A white supremacist buys up land in a little North Dakota town, gets an NYT article written about him.

"People have knocked on [Paul Craig] Cobb’s red door to offer to buy back his land and to preach the Gospel."
The City Council is looking into potential ordinance or health code violations (his home has no septic tank or running water). There is a doomsday plan in place, Mr. Schock explained: If enough of Mr. Cobb’s friends move in to gain a majority that could vote out the current government, the Council would immediately dissolve the town....
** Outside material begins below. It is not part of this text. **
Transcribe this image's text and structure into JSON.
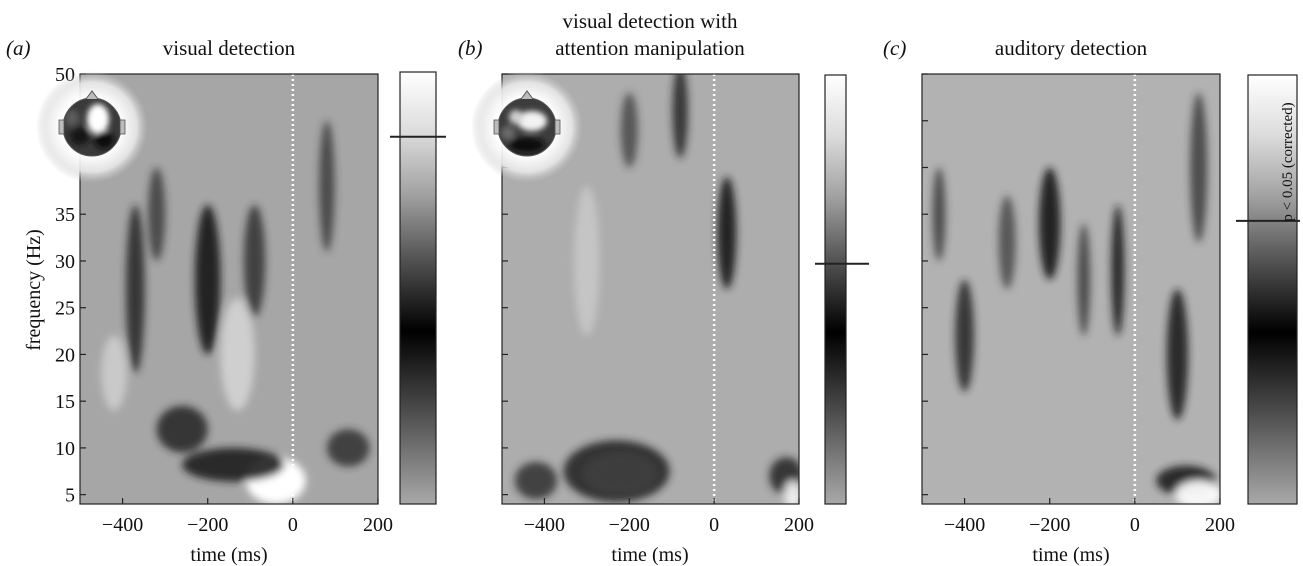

“Just want to let you know I’m not going to cause any trouble,” he said to Don Hauge, 61, who rolled up in a red Chevy pickup truck to where Mr. Cobb was sitting on a bench, peering through smudged rectangular glasses that slid down the bridge of his nose. Mr. Cobb is a lanky figure, dressed neatly in a button-down shirt tucked into slender black slacks he says he bought from someone who had stolen them, and rubber sandals.
It's a little hard to figure out what the issue is, in this, a free country.  Here's a key paragraph:
The Southern Poverty Law Center and The Bismarck Tribune revealed that the man, Paul Craig Cobb, 61, has been buying up property in this town of 24 people in an effort to transform it into a colony for white supremacists.
What constitutes a "colony"? Like-minded people converging on the same place? What makes that wrong? Isn't that the story of America?

I'm not a fan of white supremacists, just of the freedom of thought and speech and the right to migrate and to buy property. The fact that Cobb is "wanted in Canada on charges of promoting hatred" only underscores these American values, which are also offended by looking for health code violations because you don't like someone's political opinions.